On the home standalone workstations, nvme is hardly the bottleneck in performance. Mickysoft is being dishonest, as usual, gaslighting it like some phenomenal breakthrough in underlying tech, which it isn't, at least not for a normal home user and they are a decade short. What they are selling as 80% enhanced performance matters on heavy server workloads running multiple hypervisors, loggings, SQL databases etc. A day late and a dollar short.

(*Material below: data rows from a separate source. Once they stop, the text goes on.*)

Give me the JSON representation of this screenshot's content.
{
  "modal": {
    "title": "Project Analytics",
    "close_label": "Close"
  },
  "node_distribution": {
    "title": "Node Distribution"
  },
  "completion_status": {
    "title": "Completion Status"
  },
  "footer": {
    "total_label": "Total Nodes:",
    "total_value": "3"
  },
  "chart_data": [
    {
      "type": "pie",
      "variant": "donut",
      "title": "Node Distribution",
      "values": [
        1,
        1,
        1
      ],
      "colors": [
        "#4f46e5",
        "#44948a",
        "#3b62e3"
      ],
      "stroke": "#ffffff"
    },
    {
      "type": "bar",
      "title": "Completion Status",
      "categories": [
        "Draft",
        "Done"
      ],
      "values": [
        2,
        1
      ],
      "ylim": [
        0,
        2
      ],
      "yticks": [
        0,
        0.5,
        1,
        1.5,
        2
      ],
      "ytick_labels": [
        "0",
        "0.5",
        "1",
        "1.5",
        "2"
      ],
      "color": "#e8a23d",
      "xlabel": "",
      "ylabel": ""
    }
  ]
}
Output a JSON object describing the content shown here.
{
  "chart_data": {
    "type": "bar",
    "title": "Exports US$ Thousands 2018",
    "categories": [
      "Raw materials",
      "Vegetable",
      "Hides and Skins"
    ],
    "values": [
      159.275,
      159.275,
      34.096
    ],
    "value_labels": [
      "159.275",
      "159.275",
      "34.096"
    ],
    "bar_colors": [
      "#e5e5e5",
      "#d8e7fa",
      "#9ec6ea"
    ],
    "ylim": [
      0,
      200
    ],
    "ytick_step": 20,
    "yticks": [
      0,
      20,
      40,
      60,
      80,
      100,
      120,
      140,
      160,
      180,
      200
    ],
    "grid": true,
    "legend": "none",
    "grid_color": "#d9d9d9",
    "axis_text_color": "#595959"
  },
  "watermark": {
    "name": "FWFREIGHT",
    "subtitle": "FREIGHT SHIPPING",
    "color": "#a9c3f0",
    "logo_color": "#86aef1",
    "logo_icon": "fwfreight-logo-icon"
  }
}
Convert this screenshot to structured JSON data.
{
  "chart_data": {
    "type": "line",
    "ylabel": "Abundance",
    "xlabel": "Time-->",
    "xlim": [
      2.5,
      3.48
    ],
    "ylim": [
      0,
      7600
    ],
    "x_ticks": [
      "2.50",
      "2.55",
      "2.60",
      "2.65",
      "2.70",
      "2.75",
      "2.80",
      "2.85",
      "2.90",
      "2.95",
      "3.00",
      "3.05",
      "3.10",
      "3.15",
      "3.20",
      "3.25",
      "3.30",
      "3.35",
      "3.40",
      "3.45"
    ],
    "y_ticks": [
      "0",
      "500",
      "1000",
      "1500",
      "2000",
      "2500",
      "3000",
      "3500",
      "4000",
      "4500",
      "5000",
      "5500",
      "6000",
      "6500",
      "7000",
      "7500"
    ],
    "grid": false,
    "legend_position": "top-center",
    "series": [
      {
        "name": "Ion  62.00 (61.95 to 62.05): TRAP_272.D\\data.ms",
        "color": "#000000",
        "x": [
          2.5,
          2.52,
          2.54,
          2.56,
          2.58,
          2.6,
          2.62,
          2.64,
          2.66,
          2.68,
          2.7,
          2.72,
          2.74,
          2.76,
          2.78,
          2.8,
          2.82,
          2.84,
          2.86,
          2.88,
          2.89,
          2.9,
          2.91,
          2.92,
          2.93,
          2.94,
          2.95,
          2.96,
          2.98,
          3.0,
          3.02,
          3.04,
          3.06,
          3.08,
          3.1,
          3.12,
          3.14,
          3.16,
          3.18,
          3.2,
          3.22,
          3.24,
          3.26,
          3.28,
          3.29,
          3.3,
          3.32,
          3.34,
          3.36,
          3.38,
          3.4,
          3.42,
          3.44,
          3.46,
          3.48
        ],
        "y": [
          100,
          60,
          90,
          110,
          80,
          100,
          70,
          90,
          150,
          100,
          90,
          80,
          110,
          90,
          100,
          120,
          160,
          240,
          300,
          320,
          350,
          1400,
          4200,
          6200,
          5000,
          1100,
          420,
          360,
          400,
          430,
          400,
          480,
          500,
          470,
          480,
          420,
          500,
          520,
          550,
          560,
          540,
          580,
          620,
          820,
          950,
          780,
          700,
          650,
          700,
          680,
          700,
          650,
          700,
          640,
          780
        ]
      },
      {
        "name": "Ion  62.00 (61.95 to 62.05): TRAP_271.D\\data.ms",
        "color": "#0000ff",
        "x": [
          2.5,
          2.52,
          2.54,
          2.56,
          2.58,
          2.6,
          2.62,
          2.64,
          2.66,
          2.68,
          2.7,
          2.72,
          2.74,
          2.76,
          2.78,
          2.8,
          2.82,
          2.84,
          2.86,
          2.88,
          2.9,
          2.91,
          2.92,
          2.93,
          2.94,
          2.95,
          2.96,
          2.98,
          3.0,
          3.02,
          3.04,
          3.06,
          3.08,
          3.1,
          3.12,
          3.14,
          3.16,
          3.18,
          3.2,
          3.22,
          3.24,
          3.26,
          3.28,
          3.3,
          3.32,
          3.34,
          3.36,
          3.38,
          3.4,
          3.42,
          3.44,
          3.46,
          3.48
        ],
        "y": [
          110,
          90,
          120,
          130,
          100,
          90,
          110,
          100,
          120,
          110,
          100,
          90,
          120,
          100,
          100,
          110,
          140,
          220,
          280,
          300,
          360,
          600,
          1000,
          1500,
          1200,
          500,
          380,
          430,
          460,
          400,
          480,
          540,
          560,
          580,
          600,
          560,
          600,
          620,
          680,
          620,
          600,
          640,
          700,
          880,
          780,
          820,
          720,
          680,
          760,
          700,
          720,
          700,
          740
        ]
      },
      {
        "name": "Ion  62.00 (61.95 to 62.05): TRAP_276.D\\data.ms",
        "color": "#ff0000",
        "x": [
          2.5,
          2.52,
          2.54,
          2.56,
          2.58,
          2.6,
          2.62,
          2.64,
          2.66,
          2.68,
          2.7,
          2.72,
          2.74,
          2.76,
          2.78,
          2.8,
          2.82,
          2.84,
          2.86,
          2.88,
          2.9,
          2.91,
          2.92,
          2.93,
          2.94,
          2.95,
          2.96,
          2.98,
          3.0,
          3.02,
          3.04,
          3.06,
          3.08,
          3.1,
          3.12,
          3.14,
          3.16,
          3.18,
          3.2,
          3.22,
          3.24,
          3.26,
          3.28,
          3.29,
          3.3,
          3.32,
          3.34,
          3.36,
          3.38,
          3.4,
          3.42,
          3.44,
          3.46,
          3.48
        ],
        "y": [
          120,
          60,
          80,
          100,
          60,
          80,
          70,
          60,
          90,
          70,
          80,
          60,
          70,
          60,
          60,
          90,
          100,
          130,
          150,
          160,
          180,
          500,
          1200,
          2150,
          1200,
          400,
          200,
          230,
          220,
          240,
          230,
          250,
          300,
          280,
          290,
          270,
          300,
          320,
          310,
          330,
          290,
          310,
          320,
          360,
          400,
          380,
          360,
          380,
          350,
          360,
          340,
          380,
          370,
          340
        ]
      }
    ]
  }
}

@P40L0 @javaspain I have to correct myself: After having done a view into the Device Manager of my freshly updated Win11 Edition, I have seen this: As you can see, the NVMe disk drive of my system (a 2 TB sized ACER SSD) is now listed within the new category "Storage Media" and not anymore within the "Disk Drives" category. These changes have been done by the newest Win11 feature "Native NVMe Support".
To find out the "performance boost" of the new MS Feature "Native NVMe Support", I have just done a fresh benchmark test with my GEEKOM A7 Mini-PC running Win11 Pro v26H1 on a 1TB ACER NVMe SSD. Here are the results: Here are the results I got 3 months ago with the same system running Win11 Pro v25H2 (without "native NVMe Support"):
@Fernando 1 Thanks for your tests. It's the same thing. Otherwise, did you notice any difference with the 26h1? Some people said it was a bit better (responsiveness, etc...) compared to the 25h2.